In situ reversible tuning of photoluminescence of Mn²⁺-doped ZnS quantum dots by redox chemistry

Abstract

Herein we report the development of a new method for in situ reversible tuning of photoluminescence properties of quantum dots (Qdots) by partial oxidation of population of the emitting species and subsequent chemical reduction of the oxidized form. The concept has been demonstrated using Mn²⁺-doped ZnS Qdots stabilized by acetyl acetonate. Treatment of an aqueous solution of the Qdots (with Mn(OAc)₂ being the source of Mn used for the synthesis of the Qdots) by potassium peroxodisulfate (KPS) led to reduction of intensity of emission due to Mn²⁺ (⁴T₁-⁶A₁).

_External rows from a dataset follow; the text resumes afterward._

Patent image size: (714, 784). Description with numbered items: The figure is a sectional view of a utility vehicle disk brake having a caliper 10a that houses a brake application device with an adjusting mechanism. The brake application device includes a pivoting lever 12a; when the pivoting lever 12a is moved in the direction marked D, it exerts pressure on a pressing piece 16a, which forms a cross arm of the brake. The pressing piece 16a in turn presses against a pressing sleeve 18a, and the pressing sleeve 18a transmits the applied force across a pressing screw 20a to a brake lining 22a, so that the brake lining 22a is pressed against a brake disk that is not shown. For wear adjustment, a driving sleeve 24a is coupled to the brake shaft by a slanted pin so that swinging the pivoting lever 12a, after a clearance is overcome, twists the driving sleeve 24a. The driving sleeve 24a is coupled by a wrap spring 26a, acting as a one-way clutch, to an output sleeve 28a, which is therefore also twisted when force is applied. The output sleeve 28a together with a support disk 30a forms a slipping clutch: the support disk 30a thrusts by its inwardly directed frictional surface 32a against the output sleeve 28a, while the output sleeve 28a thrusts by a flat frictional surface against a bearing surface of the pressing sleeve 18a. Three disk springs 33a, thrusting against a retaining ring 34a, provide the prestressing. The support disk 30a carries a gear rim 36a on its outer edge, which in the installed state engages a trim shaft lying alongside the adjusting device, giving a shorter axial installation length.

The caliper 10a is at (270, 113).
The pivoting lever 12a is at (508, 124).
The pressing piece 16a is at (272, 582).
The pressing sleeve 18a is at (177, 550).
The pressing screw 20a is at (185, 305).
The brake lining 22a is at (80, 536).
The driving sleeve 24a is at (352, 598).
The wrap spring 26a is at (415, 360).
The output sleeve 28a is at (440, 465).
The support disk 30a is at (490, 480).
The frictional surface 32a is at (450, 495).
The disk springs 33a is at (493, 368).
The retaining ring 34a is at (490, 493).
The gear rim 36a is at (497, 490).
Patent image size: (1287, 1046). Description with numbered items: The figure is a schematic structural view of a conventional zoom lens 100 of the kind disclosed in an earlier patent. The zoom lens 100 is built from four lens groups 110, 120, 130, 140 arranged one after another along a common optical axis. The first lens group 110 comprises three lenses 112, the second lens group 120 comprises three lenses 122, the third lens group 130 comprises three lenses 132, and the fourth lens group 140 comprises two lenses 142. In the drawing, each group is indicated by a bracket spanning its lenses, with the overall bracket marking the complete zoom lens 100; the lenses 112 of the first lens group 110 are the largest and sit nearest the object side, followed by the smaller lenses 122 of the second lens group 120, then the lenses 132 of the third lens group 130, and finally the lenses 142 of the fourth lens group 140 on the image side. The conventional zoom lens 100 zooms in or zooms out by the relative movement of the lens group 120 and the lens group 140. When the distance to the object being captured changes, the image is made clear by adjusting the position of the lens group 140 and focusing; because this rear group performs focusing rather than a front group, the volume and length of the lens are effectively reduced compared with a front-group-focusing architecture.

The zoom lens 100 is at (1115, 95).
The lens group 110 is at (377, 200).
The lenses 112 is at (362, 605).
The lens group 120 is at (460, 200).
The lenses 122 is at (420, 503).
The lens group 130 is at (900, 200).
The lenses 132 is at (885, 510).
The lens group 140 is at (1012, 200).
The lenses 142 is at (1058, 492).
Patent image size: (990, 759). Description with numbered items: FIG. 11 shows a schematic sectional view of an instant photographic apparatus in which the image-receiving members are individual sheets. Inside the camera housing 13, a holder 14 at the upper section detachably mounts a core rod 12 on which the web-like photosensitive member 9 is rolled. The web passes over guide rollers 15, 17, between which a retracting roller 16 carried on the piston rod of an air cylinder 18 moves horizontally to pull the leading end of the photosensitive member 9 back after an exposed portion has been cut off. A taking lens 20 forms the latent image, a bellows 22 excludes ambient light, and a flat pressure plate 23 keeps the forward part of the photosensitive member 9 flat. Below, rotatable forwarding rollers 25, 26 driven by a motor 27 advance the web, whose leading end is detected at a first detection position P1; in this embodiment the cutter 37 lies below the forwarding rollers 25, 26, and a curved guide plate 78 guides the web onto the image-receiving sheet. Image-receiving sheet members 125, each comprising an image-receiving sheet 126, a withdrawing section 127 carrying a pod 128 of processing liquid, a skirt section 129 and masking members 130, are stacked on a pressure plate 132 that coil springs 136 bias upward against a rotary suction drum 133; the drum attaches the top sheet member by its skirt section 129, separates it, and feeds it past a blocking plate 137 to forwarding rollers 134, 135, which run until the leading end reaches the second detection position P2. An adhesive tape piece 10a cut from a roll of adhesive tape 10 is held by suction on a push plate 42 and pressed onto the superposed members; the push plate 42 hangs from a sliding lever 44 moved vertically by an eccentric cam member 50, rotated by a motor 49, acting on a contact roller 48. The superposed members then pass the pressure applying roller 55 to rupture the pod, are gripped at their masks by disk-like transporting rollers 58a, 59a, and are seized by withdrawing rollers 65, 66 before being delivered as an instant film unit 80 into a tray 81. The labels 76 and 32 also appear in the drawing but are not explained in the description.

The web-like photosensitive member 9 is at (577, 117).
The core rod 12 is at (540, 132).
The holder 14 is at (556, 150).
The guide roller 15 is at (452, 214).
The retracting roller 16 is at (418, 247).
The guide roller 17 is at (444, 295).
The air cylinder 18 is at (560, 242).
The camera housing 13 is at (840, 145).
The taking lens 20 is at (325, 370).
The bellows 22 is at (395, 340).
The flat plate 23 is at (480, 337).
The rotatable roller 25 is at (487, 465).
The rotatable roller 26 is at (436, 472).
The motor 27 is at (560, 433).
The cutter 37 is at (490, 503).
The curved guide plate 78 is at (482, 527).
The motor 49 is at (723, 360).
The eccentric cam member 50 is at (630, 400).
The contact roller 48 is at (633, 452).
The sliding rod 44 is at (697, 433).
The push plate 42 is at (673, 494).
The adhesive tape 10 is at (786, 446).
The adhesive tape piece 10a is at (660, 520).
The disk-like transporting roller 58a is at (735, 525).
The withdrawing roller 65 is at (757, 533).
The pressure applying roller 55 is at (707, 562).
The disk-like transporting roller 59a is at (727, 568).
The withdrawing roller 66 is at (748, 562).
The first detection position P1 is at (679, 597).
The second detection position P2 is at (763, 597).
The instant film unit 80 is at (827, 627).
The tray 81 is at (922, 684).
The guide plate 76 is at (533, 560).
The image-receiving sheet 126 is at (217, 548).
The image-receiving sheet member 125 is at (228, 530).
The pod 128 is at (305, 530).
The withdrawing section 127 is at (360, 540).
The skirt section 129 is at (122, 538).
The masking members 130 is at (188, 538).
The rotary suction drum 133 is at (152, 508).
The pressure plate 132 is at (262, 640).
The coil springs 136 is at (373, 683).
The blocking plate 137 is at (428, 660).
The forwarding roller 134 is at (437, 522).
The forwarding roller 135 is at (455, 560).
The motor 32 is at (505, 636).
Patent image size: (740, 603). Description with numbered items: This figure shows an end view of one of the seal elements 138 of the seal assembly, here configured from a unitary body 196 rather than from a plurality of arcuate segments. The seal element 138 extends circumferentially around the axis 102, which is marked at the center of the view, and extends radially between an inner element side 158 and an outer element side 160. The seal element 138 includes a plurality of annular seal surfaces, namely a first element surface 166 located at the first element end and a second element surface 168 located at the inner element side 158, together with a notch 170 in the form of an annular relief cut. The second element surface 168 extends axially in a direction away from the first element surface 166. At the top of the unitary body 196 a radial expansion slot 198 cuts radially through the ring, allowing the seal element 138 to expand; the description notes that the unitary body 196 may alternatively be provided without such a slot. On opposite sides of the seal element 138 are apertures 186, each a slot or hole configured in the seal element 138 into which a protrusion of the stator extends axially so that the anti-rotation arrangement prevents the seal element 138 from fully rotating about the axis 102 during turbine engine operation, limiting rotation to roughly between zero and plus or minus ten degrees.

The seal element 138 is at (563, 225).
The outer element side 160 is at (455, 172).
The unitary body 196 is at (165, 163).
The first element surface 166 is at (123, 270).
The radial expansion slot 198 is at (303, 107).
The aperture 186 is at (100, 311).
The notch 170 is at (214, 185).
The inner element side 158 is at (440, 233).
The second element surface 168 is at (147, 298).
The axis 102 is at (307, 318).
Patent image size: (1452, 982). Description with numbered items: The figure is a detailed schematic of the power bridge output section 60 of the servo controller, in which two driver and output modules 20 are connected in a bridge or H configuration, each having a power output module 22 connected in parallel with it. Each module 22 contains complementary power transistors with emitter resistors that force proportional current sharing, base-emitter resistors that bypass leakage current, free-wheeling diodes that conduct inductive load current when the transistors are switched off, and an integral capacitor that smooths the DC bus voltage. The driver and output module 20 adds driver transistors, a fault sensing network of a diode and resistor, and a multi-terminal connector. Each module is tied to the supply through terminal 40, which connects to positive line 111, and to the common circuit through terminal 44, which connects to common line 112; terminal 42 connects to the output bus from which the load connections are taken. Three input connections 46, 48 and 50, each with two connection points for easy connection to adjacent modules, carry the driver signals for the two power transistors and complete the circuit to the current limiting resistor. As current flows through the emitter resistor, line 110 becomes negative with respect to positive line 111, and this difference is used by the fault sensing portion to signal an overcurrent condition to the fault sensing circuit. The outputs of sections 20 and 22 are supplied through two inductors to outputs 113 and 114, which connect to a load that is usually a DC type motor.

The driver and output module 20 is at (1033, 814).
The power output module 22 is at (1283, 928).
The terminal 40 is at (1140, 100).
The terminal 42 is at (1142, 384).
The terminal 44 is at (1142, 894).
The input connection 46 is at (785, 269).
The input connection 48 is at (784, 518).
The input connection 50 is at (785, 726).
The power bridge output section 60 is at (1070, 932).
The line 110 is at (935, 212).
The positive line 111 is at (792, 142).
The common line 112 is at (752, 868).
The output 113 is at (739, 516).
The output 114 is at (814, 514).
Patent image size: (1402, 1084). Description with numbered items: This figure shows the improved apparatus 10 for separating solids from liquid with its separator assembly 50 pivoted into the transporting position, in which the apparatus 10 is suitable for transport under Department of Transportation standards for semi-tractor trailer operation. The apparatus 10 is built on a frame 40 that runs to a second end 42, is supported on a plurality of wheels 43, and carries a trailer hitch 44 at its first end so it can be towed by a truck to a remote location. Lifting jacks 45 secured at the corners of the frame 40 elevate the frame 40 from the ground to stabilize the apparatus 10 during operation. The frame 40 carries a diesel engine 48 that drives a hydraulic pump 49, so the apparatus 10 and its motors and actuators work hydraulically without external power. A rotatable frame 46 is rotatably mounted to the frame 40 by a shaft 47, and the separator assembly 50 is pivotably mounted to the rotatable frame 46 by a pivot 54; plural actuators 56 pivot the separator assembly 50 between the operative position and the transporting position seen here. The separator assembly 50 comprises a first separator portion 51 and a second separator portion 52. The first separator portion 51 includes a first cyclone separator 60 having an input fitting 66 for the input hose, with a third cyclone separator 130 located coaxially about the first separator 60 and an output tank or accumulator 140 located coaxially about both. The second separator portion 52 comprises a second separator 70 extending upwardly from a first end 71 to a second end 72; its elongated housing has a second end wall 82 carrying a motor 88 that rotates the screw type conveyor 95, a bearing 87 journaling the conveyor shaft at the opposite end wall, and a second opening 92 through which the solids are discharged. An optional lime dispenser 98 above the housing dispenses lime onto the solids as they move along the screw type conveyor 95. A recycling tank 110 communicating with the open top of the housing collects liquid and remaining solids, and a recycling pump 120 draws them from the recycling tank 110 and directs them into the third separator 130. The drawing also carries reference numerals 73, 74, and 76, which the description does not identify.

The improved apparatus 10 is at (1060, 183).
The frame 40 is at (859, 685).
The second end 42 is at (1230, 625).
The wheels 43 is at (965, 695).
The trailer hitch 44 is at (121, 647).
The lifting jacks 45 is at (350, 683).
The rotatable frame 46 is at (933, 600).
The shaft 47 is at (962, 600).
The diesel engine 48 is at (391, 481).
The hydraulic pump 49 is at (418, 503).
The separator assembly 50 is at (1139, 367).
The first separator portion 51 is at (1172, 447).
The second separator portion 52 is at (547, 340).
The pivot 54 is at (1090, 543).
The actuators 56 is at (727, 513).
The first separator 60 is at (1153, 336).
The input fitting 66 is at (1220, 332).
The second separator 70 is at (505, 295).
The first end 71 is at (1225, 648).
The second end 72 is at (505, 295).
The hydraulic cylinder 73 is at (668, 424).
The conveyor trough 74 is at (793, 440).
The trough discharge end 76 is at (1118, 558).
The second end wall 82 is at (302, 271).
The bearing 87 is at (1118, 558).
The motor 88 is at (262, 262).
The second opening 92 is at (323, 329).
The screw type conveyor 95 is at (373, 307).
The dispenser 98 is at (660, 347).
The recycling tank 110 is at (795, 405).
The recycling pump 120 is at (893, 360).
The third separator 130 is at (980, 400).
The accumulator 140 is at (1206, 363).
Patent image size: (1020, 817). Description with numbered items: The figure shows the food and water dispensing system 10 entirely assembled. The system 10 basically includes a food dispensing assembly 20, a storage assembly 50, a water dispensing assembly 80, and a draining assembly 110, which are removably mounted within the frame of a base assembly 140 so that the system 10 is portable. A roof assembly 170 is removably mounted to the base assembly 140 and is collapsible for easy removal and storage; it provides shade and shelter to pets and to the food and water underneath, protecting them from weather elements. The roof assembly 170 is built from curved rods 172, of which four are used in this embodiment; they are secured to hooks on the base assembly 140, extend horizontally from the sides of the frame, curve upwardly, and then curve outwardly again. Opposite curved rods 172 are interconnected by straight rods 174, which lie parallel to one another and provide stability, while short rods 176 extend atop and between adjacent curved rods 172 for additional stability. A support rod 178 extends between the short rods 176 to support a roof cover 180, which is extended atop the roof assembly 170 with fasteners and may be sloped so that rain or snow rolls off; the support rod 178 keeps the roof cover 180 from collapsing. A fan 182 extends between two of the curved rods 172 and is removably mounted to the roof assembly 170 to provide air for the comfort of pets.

Subsequent treatment of the solution containing KPS-treated Qdots with NaBH₄ led to regaining of intensity, thus providing reversibility to the tuning, which was possible for more than one cycle. Electron spin resonance (ESR) spectroscopic investigations revealed reduction of the population of Mn²⁺ upon treatment with KPS, whereas it went back up upon further treatment with NaBH₄. Interestingly, a mixed population of oxidation states of Mn was indicated to be present in the Qdots prepared using KMnO₄ as the source of Mn. The fluorescence intensity of the Qdots so prepared increased upon treatment with NaBH₄ following synthesis, which was not possible when the source of Mn was Mn(OAc)₂. Transmission electron microscopic and X-ray diffraction studies indicated that oxidation and reduction did not change the sizes of Qdots significantly.